If I change it to change {{getpid()}} instead of {{0}} it appears to behave well, but it still doesn't really:
{noformat}
# chrt -p `pidof asterisk`
pid 7220's current scheduling policy: SCHED_RR
pid 7220's current scheduling priority: 10
# date; pkill astcanary
Fri Sep 16 16:01:01 CEST 2016
...
[Sep 16 16:02:49] WARNING[7222] asterisk.c: The canary is no more.  He has ceased to be!  He's expired and gone to meet his maker!  He's a stiff!  Bereft of life, he rests in peace.  His metabolic processes are now history!  He's off the twig!  He's kicked the bucket.  He's shuffled off his mortal coil, run down the curtain, and joined the bleeding choir invisible!!  THIS is an EX-CANARY.  (Reducing priority)

# chrt -p `pidof asterisk`
pid 7220's current scheduling policy: SCHED_OTHER
pid 7220's current scheduling priority: 0

# ps -eLf | grep sbin/asterisk | awk '{print $4}' | xargs -I{} chrt -p {}
pid 7220's current scheduling policy: SCHED_OTHER
pid 7220's current scheduling priority: 0
pid 7223's current scheduling policy: SCHED_RR
pid 7223's current scheduling priority: 10
pid 7224's current scheduling policy: SCHED_RR
pid 7224's current scheduling priority: 10
pid 7225's current scheduling policy: SCHED_RR
pid 7225's current scheduling priority: 10
...
{noformat}

{quote}
Specifying pid as 0 will operate on the attributes of the calling thread, and passing the value returned from a call to getpid(2) will operate on the attributes of the main thread of the thread group.
{quote}
So, neither 0/gettid() nor getpid() is good enough for our purposes.

Perhaps it's easiest to cheat and execve {{chrt -a -p GETPID}}, as I don't see an easy way to find the thread IDs of the running program.
Or, if this is portable across linux kernels, check {{ls /proc/GETPID/task}} and call sched_setscheduler for every tid/numeric-dir found there.

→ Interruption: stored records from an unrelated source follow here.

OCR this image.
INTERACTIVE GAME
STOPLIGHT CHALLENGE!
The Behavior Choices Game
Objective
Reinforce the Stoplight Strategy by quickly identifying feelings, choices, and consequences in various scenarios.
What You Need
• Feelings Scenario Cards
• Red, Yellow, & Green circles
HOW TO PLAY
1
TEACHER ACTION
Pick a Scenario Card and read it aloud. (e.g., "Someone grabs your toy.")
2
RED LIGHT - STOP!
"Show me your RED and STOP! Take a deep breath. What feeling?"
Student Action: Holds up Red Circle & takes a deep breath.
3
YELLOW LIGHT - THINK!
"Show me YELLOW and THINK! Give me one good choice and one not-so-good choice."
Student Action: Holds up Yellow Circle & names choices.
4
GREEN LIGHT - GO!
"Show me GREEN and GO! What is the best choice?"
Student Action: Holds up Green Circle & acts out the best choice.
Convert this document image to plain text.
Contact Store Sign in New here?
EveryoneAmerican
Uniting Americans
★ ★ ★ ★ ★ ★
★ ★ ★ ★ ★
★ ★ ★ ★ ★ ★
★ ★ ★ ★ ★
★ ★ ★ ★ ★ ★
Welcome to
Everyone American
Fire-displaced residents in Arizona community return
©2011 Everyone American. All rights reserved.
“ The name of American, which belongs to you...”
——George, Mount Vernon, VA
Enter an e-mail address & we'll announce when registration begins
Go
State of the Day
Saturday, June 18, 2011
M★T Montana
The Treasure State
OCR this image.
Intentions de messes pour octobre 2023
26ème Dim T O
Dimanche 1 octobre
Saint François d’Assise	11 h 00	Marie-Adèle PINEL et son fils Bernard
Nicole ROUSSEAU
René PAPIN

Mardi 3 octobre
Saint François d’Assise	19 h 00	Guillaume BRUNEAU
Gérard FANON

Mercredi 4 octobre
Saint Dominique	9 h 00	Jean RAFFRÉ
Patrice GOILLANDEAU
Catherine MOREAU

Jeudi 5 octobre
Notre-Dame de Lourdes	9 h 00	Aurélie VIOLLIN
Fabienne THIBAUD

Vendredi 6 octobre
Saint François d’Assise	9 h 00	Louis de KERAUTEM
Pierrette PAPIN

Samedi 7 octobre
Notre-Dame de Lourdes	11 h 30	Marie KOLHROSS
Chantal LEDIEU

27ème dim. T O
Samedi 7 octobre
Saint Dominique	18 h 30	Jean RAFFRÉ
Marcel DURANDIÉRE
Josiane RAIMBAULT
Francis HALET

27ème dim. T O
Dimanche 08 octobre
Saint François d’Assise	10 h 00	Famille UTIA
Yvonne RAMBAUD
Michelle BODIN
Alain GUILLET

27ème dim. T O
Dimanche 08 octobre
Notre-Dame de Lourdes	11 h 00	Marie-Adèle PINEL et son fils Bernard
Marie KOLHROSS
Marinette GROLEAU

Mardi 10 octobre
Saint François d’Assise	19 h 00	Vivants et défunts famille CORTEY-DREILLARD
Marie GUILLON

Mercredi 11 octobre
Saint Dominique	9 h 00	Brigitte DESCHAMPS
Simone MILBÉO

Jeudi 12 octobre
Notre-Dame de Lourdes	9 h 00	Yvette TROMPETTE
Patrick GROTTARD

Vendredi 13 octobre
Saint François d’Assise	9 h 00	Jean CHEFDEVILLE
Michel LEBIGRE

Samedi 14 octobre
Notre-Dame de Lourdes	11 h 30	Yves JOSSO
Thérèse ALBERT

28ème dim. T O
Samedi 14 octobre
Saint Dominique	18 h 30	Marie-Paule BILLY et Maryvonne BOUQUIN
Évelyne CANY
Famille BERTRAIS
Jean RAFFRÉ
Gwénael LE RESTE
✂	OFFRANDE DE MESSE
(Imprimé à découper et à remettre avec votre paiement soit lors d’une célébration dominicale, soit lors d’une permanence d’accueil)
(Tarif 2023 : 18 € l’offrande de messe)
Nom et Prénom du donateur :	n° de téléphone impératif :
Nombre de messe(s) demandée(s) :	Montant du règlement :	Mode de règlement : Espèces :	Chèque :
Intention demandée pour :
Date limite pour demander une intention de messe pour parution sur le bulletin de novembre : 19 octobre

By: Walter Doekes (wdoekes) 2016-09-16 10:15:17.922-0500

This should probably fix things:
https://gerrit.asterisk.org/#/c/3916

By: Walter Doekes (wdoekes) 2016-09-17 11:33:46.042-0500

I'm not sure this has ever worked...

By: Walter Doekes (wdoekes) 2016-10-21 01:44:13.332-0500

[~rnewton] (repeated after lost msg on irc): ASTERISK-26352, ASTERISK-19867, ASTERISK-26358, ASTERISK-23989 aren't closed and tagged as fixed in 11.24.0; probably auto-close-by-jira failure and hence a lack of tagging for release.